Textured Soy Protein is made when defatted soy flour or soy protein concentrate is compressed and extruded into granules. The granules are rehydrated with water, which gives textured soy protein a texture similar to ground beef.

Tempeh is a chunky soybean cake made when whole soybeans are mixed with another grain (such as rice) and fermented into a cake of soybeans with a smoky or nutty flavor.

Adapted from: U.S. Soyfoods Directory. 2003 Soyfoods Guide. Available at www.soyfoods.com. Accessed Aug. 19, 2003.

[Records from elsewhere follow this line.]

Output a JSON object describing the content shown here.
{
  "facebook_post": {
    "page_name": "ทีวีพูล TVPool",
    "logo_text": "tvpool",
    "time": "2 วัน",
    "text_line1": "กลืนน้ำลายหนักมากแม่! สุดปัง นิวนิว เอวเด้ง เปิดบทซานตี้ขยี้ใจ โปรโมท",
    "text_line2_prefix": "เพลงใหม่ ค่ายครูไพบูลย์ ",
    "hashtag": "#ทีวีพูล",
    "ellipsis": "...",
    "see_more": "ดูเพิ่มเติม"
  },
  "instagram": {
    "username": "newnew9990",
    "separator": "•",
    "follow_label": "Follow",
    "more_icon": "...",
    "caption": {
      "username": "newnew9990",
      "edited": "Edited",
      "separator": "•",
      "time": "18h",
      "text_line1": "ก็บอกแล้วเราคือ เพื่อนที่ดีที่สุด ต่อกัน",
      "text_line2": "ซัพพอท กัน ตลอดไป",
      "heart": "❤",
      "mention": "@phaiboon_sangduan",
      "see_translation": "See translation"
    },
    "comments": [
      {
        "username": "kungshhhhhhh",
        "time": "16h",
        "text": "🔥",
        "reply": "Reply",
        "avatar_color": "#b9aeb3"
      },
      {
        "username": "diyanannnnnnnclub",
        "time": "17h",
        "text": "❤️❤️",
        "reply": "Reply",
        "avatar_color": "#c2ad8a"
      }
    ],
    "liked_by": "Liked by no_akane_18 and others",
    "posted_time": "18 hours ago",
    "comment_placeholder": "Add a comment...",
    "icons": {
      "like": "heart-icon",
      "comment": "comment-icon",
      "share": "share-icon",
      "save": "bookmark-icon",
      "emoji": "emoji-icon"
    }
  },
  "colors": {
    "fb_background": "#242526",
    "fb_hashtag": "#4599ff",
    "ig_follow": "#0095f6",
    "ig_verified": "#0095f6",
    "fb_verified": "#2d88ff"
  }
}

Suggestions for Adding Soy to the Diet

  • Include soy-based beverages, muffins, sausages, yogurt, or cream cheese at breakfast.
  • Use soy deli meats, soy nut butter (similar to peanut butter), or soy cheese to make sandwiches.
  • Top pizzas with soy cheese, pepperoni, sausages, or "crumbles" (similar to ground beef).
  • Grill soy hot dogs, burgers, marinated tempeh, and baked tofu.
  • Cube and stir fry tofu or tempeh and add to a salad.
  • Pour soymilk on cereal and use it in cooking or to make "smoothies."
  • Order soy-based dishes such as spicy bean curd and miso soup at Asian restaurants.
  • Eat roasted soy nuts or a soy protein bar for a snack.